Une deuxième fiction juridique existe pour le cardinalat, où l'on pourrait admettre tous les membres du corps, dont des femmes. Si l'on interdit aux cardinaux d'être pape, ils pourront choisir en toute liberté la personne idoine qui pourra succéder à Saint-Pierre, sans qu'il soit question de campagne électorale. Il faut donc reconsidérer l'ensemble du corps, et pas seulement la tête.

Mme Catherine Deroche, présidente. - Vaste programme !

Mme Catherine Bonnet. - Je voudrais revenir sur le droit canon. J'ai écrit une tribune dans Le Monde à ce sujet.

Certains prêtres, comme le père Thomas Doyle, aux États-Unis, qui a déposé en Australie devant la commission royale sur les abus institutionnels, ont joué le rôle de lanceurs d'alerte. À l'époque, les évêques et les prêtres ne savaient pas s'il fallait signaler les faits ou non. L'obligation de signalement existait déjà pour les médecins, mais non pour les prêtres. Le père Doyle a également expliqué que ceux qui avaient accompagné les victimes s'étaient retrouvés isolés.

En Irlande, à la même période, des évêques et des religieux ont demandé que tous les membres du clergé soient soumis à une obligation de signalement.

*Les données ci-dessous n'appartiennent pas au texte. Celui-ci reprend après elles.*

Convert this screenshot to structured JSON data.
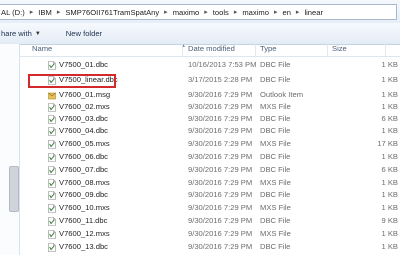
{
  "address": {
    "crumbs": [
      "AL (D:)",
      "IBM",
      "SMP76OII761TramSpatAny",
      "maximo",
      "tools",
      "maximo",
      "en",
      "linear"
    ]
  },
  "toolbar": {
    "share_label": "hare with",
    "new_folder_label": "New folder"
  },
  "columns": {
    "name": "Name",
    "date": "Date modified",
    "type": "Type",
    "size": "Size"
  },
  "files": [
    {
      "name": "V7500_01.dbc",
      "date": "10/16/2013 7:53 PM",
      "type": "DBC File",
      "size": "1 KB",
      "icon": "dbc-file-icon"
    },
    {
      "name": "V7500_linear.dbc",
      "date": "3/17/2015 2:28 PM",
      "type": "DBC File",
      "size": "1 KB",
      "icon": "dbc-file-icon"
    },
    {
      "name": "V7600_01.msg",
      "date": "9/30/2016 7:29 PM",
      "type": "Outlook Item",
      "size": "1 KB",
      "icon": "outlook-item-icon"
    },
    {
      "name": "V7600_02.mxs",
      "date": "9/30/2016 7:29 PM",
      "type": "MXS File",
      "size": "1 KB",
      "icon": "mxs-file-icon"
    },
    {
      "name": "V7600_03.dbc",
      "date": "9/30/2016 7:29 PM",
      "type": "DBC File",
      "size": "6 KB",
      "icon": "dbc-file-icon"
    },
    {
      "name": "V7600_04.dbc",
      "date": "9/30/2016 7:29 PM",
      "type": "DBC File",
      "size": "1 KB",
      "icon": "dbc-file-icon"
    },
    {
      "name": "V7600_05.mxs",
      "date": "9/30/2016 7:29 PM",
      "type": "MXS File",
      "size": "17 KB",
      "icon": "mxs-file-icon"
    },
    {
      "name": "V7600_06.dbc",
      "date": "9/30/2016 7:29 PM",
      "type": "DBC File",
      "size": "1 KB",
      "icon": "dbc-file-icon"
    },
    {
      "name": "V7600_07.dbc",
      "date": "9/30/2016 7:29 PM",
      "type": "DBC File",
      "size": "6 KB",
      "icon": "dbc-file-icon"
    },
    {
      "name": "V7600_08.mxs",
      "date": "9/30/2016 7:29 PM",
      "type": "MXS File",
      "size": "1 KB",
      "icon": "mxs-file-icon"
    },
    {
      "name": "V7600_09.dbc",
      "date": "9/30/2016 7:29 PM",
      "type": "DBC File",
      "size": "1 KB",
      "icon": "dbc-file-icon"
    },
    {
      "name": "V7600_10.mxs",
      "date": "9/30/2016 7:29 PM",
      "type": "MXS File",
      "size": "1 KB",
      "icon": "mxs-file-icon"
    },
    {
      "name": "V7600_11.dbc",
      "date": "9/30/2016 7:29 PM",
      "type": "DBC File",
      "size": "9 KB",
      "icon": "dbc-file-icon"
    },
    {
      "name": "V7600_12.mxs",
      "date": "9/30/2016 7:29 PM",
      "type": "MXS File",
      "size": "1 KB",
      "icon": "mxs-file-icon"
    },
    {
      "name": "V7600_13.dbc",
      "date": "9/30/2016 7:29 PM",
      "type": "DBC File",
      "size": "1 KB",
      "icon": "dbc-file-icon"
    }
  ],
  "selected_file": "V7500_linear.dbc",
  "colors": {
    "highlight": "#d22a2a",
    "folder": "#e8c25a"
  }
}
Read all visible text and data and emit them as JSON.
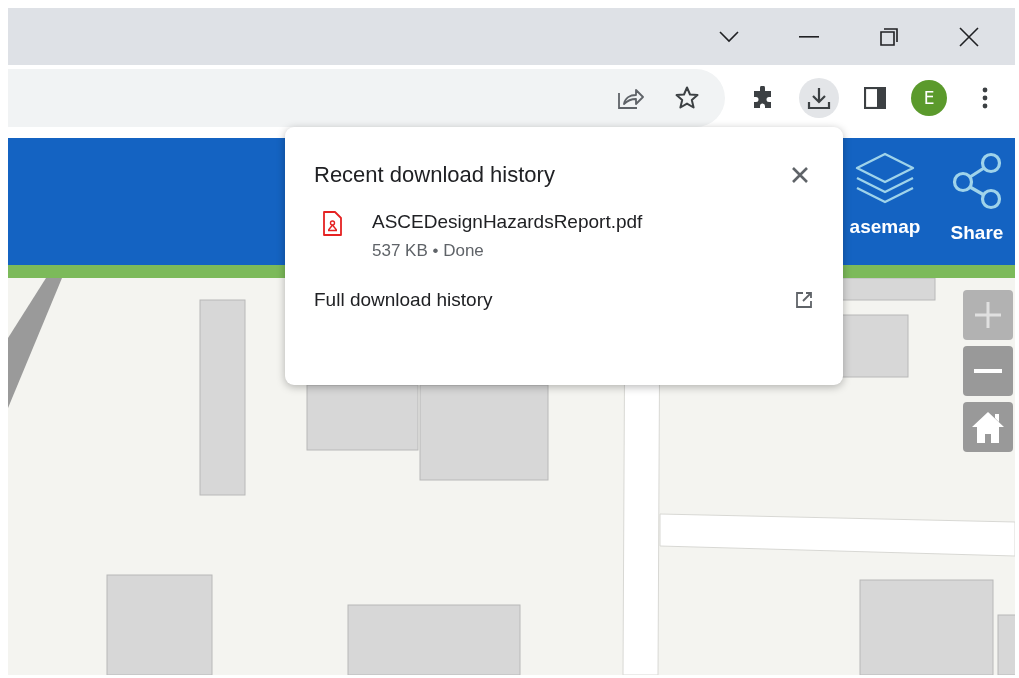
{
  "window": {
    "controls": [
      {
        "kind": "tab-search"
      },
      {
        "kind": "minimize"
      },
      {
        "kind": "restore"
      },
      {
        "kind": "close"
      }
    ]
  },
  "toolbar": {
    "address_actions": [
      {
        "kind": "share"
      },
      {
        "kind": "bookmark"
      }
    ],
    "actions": [
      {
        "kind": "extensions",
        "active": false
      },
      {
        "kind": "downloads",
        "active": true
      },
      {
        "kind": "side-panel",
        "active": false
      }
    ],
    "profile": {
      "initial": "E"
    }
  },
  "app_header": {
    "items": [
      {
        "kind": "layers",
        "label": "asemap"
      },
      {
        "kind": "share",
        "label": "Share"
      }
    ]
  },
  "map": {
    "kind": "picture",
    "controls": [
      {
        "kind": "zoom-in",
        "disabled": true
      },
      {
        "kind": "zoom-out",
        "disabled": false
      },
      {
        "kind": "home",
        "disabled": false
      }
    ]
  },
  "download_popup": {
    "title": "Recent download history",
    "items": [
      {
        "kind": "pdf",
        "filename": "ASCEDesignHazardsReport.pdf",
        "status": "537 KB • Done"
      }
    ],
    "footer_link": "Full download history"
  }
}
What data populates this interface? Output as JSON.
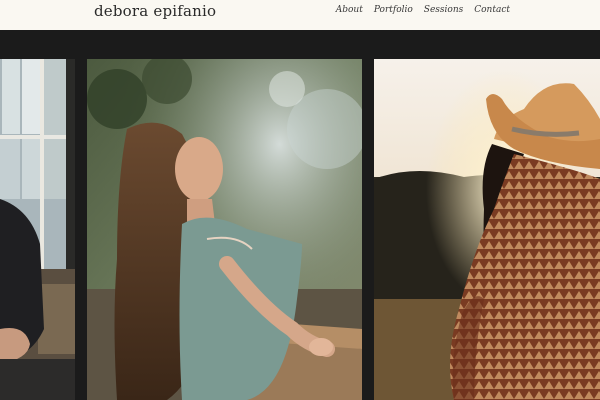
{
  "header": {
    "brand": "debora epifanio",
    "nav": [
      {
        "label": "About"
      },
      {
        "label": "Portfolio"
      },
      {
        "label": "Sessions"
      },
      {
        "label": "Contact"
      }
    ]
  },
  "gallery": {
    "photos": [
      {
        "subject": "man-by-window-photo"
      },
      {
        "subject": "woman-leaning-on-fence-photo"
      },
      {
        "subject": "woman-in-cowboy-hat-sunset-photo"
      }
    ]
  }
}
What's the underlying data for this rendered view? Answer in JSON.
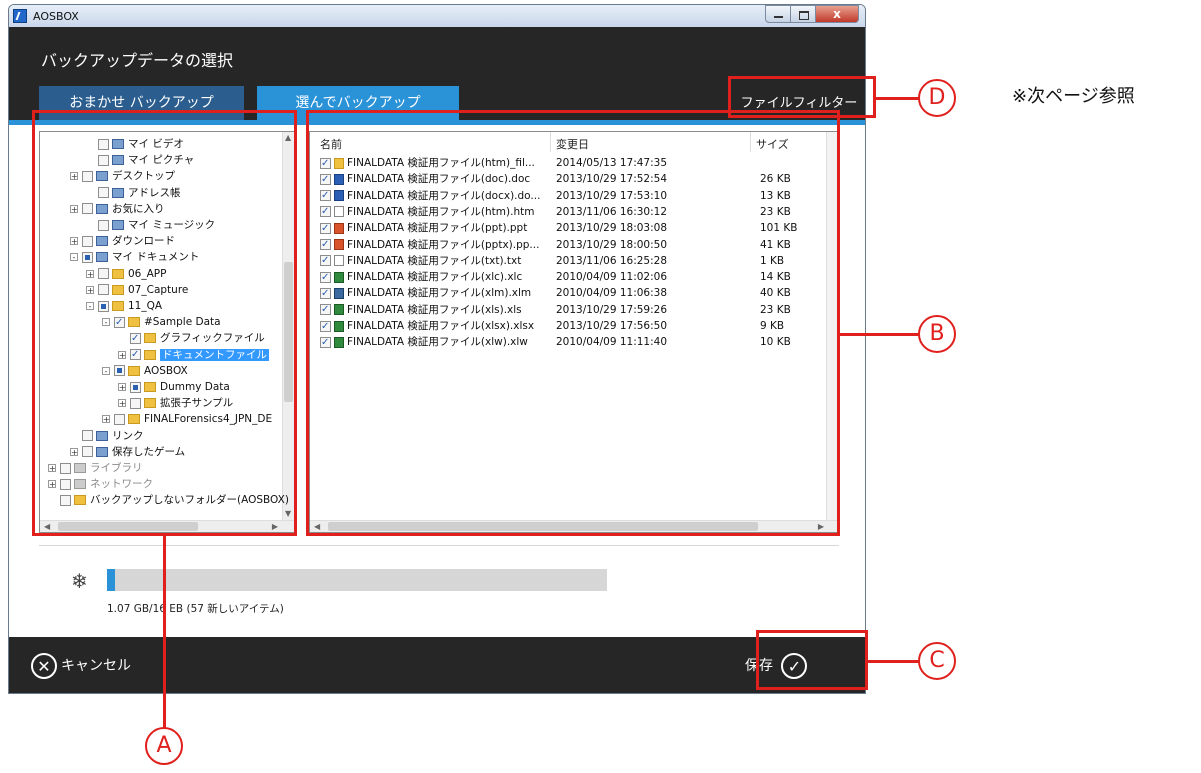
{
  "window": {
    "title": "AOSBOX",
    "close_label": "x"
  },
  "header": {
    "title": "バックアップデータの選択",
    "tabs": [
      {
        "label": "おまかせ バックアップ"
      },
      {
        "label": "選んでバックアップ"
      }
    ],
    "filter_label": "ファイルフィルター"
  },
  "tree": {
    "items": [
      {
        "label": "マイ ビデオ",
        "exp": "",
        "check": "off"
      },
      {
        "label": "マイ ピクチャ",
        "exp": "",
        "check": "off"
      },
      {
        "label": "デスクトップ",
        "exp": "+",
        "check": "off"
      },
      {
        "label": "アドレス帳",
        "exp": "",
        "check": "off"
      },
      {
        "label": "お気に入り",
        "exp": "+",
        "check": "off"
      },
      {
        "label": "マイ ミュージック",
        "exp": "",
        "check": "off"
      },
      {
        "label": "ダウンロード",
        "exp": "+",
        "check": "off"
      },
      {
        "label": "マイ ドキュメント",
        "exp": "-",
        "check": "part"
      },
      {
        "label": "06_APP",
        "exp": "+",
        "check": "off"
      },
      {
        "label": "07_Capture",
        "exp": "+",
        "check": "off"
      },
      {
        "label": "11_QA",
        "exp": "-",
        "check": "part"
      },
      {
        "label": "#Sample Data",
        "exp": "-",
        "check": "on"
      },
      {
        "label": "グラフィックファイル",
        "exp": "",
        "check": "on"
      },
      {
        "label": "ドキュメントファイル",
        "exp": "+",
        "check": "on"
      },
      {
        "label": "AOSBOX",
        "exp": "-",
        "check": "part"
      },
      {
        "label": "Dummy Data",
        "exp": "+",
        "check": "part"
      },
      {
        "label": "拡張子サンプル",
        "exp": "+",
        "check": "off"
      },
      {
        "label": "FINALForensics4_JPN_DE",
        "exp": "+",
        "check": "off"
      },
      {
        "label": "リンク",
        "exp": "",
        "check": "off"
      },
      {
        "label": "保存したゲーム",
        "exp": "+",
        "check": "off"
      },
      {
        "label": "ライブラリ",
        "exp": "+",
        "check": "off"
      },
      {
        "label": "ネットワーク",
        "exp": "+",
        "check": "off"
      },
      {
        "label": "バックアップしないフォルダー(AOSBOX)",
        "exp": "",
        "check": "off"
      }
    ]
  },
  "files": {
    "columns": {
      "name": "名前",
      "date": "変更日",
      "size": "サイズ"
    },
    "rows": [
      {
        "name": "FINALDATA 検証用ファイル(htm)_fil...",
        "date": "2014/05/13 17:47:35",
        "size": "",
        "icon": "folder"
      },
      {
        "name": "FINALDATA 検証用ファイル(doc).doc",
        "date": "2013/10/29 17:52:54",
        "size": "26 KB",
        "icon": "word"
      },
      {
        "name": "FINALDATA 検証用ファイル(docx).do...",
        "date": "2013/10/29 17:53:10",
        "size": "13 KB",
        "icon": "word"
      },
      {
        "name": "FINALDATA 検証用ファイル(htm).htm",
        "date": "2013/11/06 16:30:12",
        "size": "23 KB",
        "icon": "page"
      },
      {
        "name": "FINALDATA 検証用ファイル(ppt).ppt",
        "date": "2013/10/29 18:03:08",
        "size": "101 KB",
        "icon": "ppt"
      },
      {
        "name": "FINALDATA 検証用ファイル(pptx).pp...",
        "date": "2013/10/29 18:00:50",
        "size": "41 KB",
        "icon": "ppt"
      },
      {
        "name": "FINALDATA 検証用ファイル(txt).txt",
        "date": "2013/11/06 16:25:28",
        "size": "1 KB",
        "icon": "page"
      },
      {
        "name": "FINALDATA 検証用ファイル(xlc).xlc",
        "date": "2010/04/09 11:02:06",
        "size": "14 KB",
        "icon": "xls"
      },
      {
        "name": "FINALDATA 検証用ファイル(xlm).xlm",
        "date": "2010/04/09 11:06:38",
        "size": "40 KB",
        "icon": "xlm"
      },
      {
        "name": "FINALDATA 検証用ファイル(xls).xls",
        "date": "2013/10/29 17:59:26",
        "size": "23 KB",
        "icon": "xls"
      },
      {
        "name": "FINALDATA 検証用ファイル(xlsx).xlsx",
        "date": "2013/10/29 17:56:50",
        "size": "9 KB",
        "icon": "xls"
      },
      {
        "name": "FINALDATA 検証用ファイル(xlw).xlw",
        "date": "2010/04/09 11:11:40",
        "size": "10 KB",
        "icon": "xls"
      }
    ]
  },
  "progress": {
    "text": "1.07 GB/16 EB (57 新しいアイテム)",
    "fraction": 0.015
  },
  "footer": {
    "cancel_label": "キャンセル",
    "save_label": "保存"
  },
  "annotations": {
    "a": "A",
    "b": "B",
    "c": "C",
    "d": "D",
    "note": "※次ページ参照"
  },
  "colors": {
    "accent": "#2a93d8",
    "annotation": "#e0201c",
    "dark": "#262626"
  }
}
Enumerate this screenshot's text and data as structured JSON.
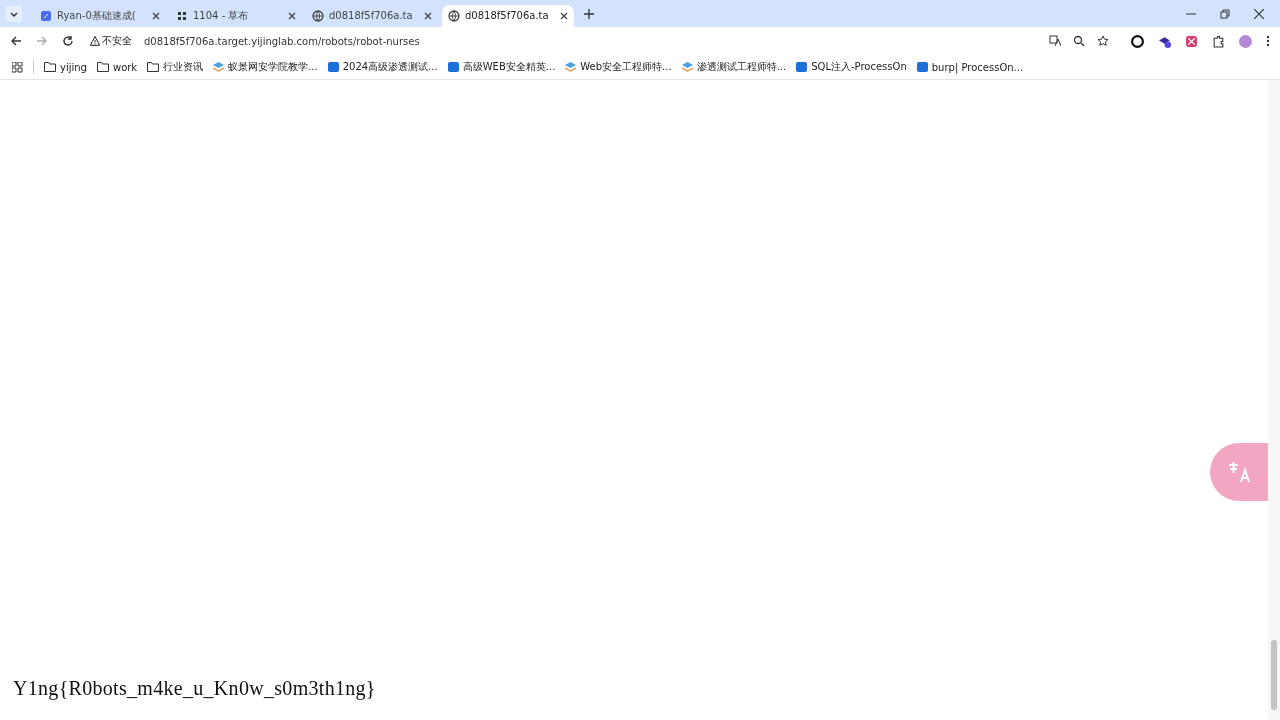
{
  "tabs": [
    {
      "title": "Ryan-0基础速成(",
      "selected": false
    },
    {
      "title": "1104 - 草布",
      "selected": false
    },
    {
      "title": "d0818f5f706a.ta",
      "selected": false
    },
    {
      "title": "d0818f5f706a.ta",
      "selected": true
    }
  ],
  "address_bar": {
    "security": "不安全",
    "url": "d0818f5f706a.target.yijinglab.com/robots/robot-nurses"
  },
  "bookmarks": [
    {
      "label": "yijing",
      "kind": "folder"
    },
    {
      "label": "work",
      "kind": "folder"
    },
    {
      "label": "行业资讯",
      "kind": "folder"
    },
    {
      "label": "蚁景网安学院教学...",
      "kind": "site"
    },
    {
      "label": "2024高级渗透测试...",
      "kind": "on"
    },
    {
      "label": "高级WEB安全精英...",
      "kind": "on"
    },
    {
      "label": "Web安全工程师特...",
      "kind": "site"
    },
    {
      "label": "渗透测试工程师特...",
      "kind": "site"
    },
    {
      "label": "SQL注入-ProcessOn",
      "kind": "on"
    },
    {
      "label": "burp| ProcessOn...",
      "kind": "on"
    }
  ],
  "page": {
    "text": "Y1ng{R0bots_m4ke_u_Kn0w_s0m3th1ng}"
  }
}
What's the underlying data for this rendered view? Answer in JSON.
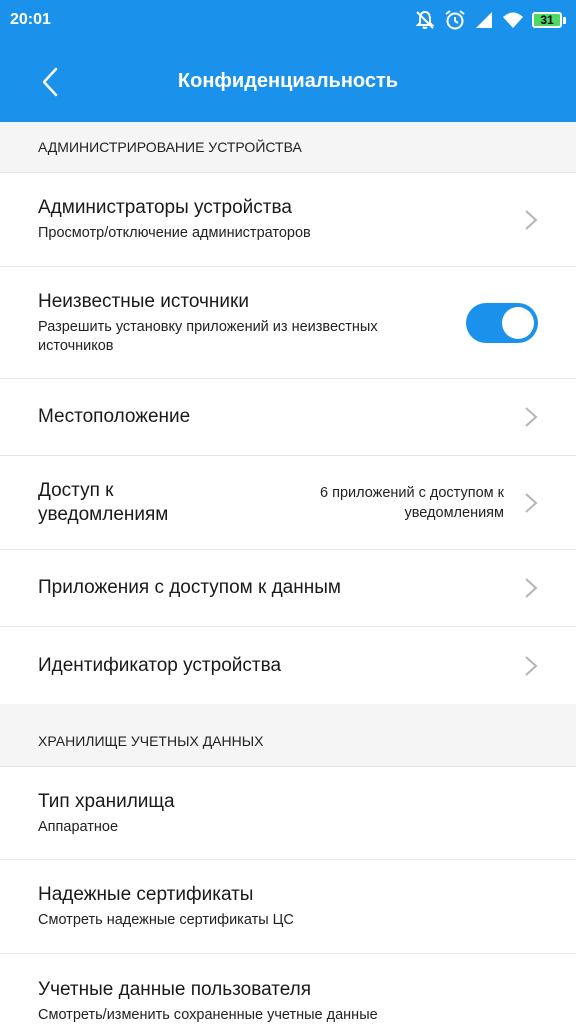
{
  "status_bar": {
    "time": "20:01",
    "battery": "31",
    "icons": [
      "notifications-off-icon",
      "alarm-icon",
      "signal-icon",
      "wifi-icon",
      "battery-icon"
    ]
  },
  "app_bar": {
    "title": "Конфиденциальность",
    "back_icon": "chevron-left-icon"
  },
  "sections": [
    {
      "header": "АДМИНИСТРИРОВАНИЕ УСТРОЙСТВА",
      "items": [
        {
          "title": "Администраторы устройства",
          "subtitle": "Просмотр/отключение администраторов",
          "control": "chevron"
        },
        {
          "title": "Неизвестные источники",
          "subtitle": "Разрешить установку приложений из неизвестных источников",
          "control": "toggle",
          "toggle_on": true
        },
        {
          "title": "Местоположение",
          "control": "chevron"
        },
        {
          "title": "Доступ к уведомлениям",
          "value": "6 приложений с доступом к уведомлениям",
          "control": "chevron"
        },
        {
          "title": "Приложения с доступом к данным",
          "control": "chevron"
        },
        {
          "title": "Идентификатор устройства",
          "control": "chevron"
        }
      ]
    },
    {
      "header": "ХРАНИЛИЩЕ УЧЕТНЫХ ДАННЫХ",
      "items": [
        {
          "title": "Тип хранилища",
          "subtitle": "Аппаратное"
        },
        {
          "title": "Надежные сертификаты",
          "subtitle": "Смотреть надежные сертификаты ЦС"
        },
        {
          "title": "Учетные данные пользователя",
          "subtitle": "Смотреть/изменить сохраненные учетные данные"
        }
      ]
    }
  ],
  "colors": {
    "accent": "#1a92ec",
    "section_bg": "#f5f5f5",
    "chevron": "#b5b5b5"
  }
}
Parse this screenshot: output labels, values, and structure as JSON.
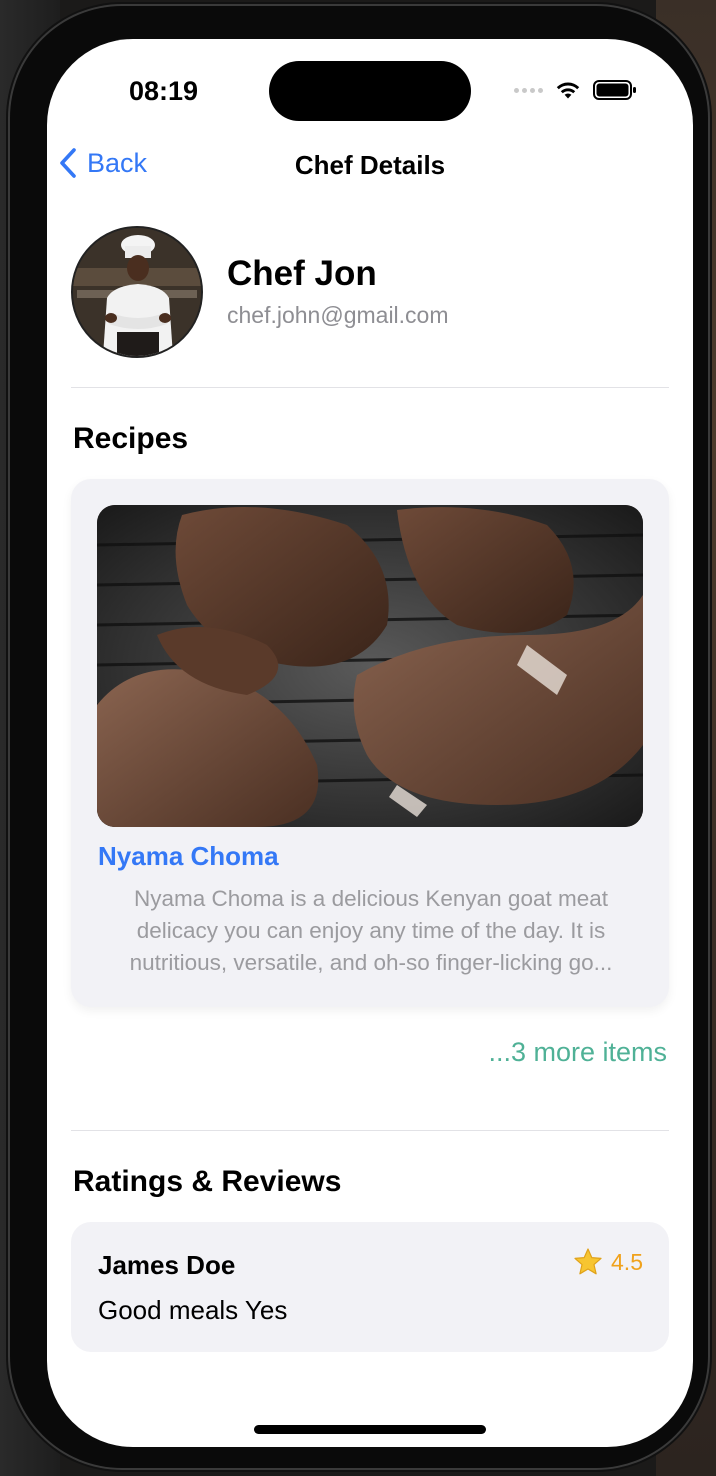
{
  "status_bar": {
    "time": "08:19"
  },
  "nav": {
    "back_label": "Back",
    "title": "Chef Details"
  },
  "chef": {
    "name": "Chef Jon",
    "email": "chef.john@gmail.com"
  },
  "recipes": {
    "section_title": "Recipes",
    "items": [
      {
        "title": "Nyama Choma",
        "description": "Nyama Choma is a delicious Kenyan goat meat delicacy you can enjoy any time of the day. It is nutritious, versatile, and oh-so finger-licking go..."
      }
    ],
    "more_label": "...3 more items"
  },
  "reviews": {
    "section_title": "Ratings & Reviews",
    "items": [
      {
        "reviewer": "James Doe",
        "rating": "4.5",
        "text": "Good meals Yes"
      }
    ]
  },
  "colors": {
    "accent": "#3478f6",
    "more_link": "#4fb196",
    "rating": "#f0a21c",
    "card_bg": "#f2f2f6"
  }
}
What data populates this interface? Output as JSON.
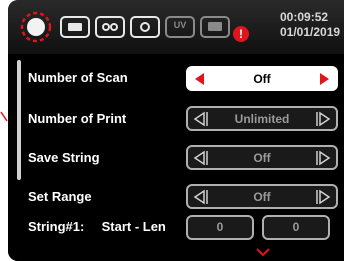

Soit le pape en prend la décision, soit on recourt à l'article 455 du droit canon, ce qui avait été réclamé en 1996. Cela a été refusé. On a réessayé en 2000, mais cela a également été refusé. Durant toutes ces années, le nombre de victimes a été considérable. Le procureur de Boston a indiqué que le croit canon présentait des problèmes.

Le droit canon ne comporte pas d'exception en cas de violences sexuelles à l'encontre des enfants, comme dans la plupart des législations. Le procureur général Thomas Reilly, à Boston, la juge Yvonne Murphy, en Irlande, comme la commission royale en Australie, ont tous demandé la levée du secret pontifical et l'insertion d'une obligation de signalement dans le droit canon. Certains progrès ont été accomplis, comme aux États-Unis, où l'Église observe désormais les lois civiles qui comportent une obligation de signalement pour le clergé comme pour tous les citoyens. La Congrégation pour la doctrine de la foi a fini par le réclamer également, mais que se passe-t-il lorsque certaines lois ne le prévoient pas ?

Ce qui m'impressionne, c'est le nombre de victimes. Il faut vraiment prendre des mesures, et j'espère que le pape décidera d'actions concrètes.

Mme Catherine Deroche, présidente. - Un autre sujet a été abordé lors de l'audition d'Olivier Savignac et de ses avocats, celui du secret de la confession. Soeur Véronique, pouvez-vous en dire quelques mots rapidement ?

Soeur Véronique Margron. - Les prêtres étant seuls dépositaires de la confession, je ne veux pas me substituer à eux, mais je peux en dire un mot en tant que théologienne, d'un point de vue éthique. Le droit canon est une chose - et cela vaut pour la question plus large du signalement -, le droit français en est une autre. Je pense qu'il est légitime que, dans des situations criminelles, le droit français s'impose aux confesseurs comme à quiconque. Je ne sais comment ceci peut être régi conjointement par ces deux droits, mais nous sommes avant tout des citoyens français. Tout au plus sommes-nous des « citoyens du ciel », pour reprendre les termes chrétiens.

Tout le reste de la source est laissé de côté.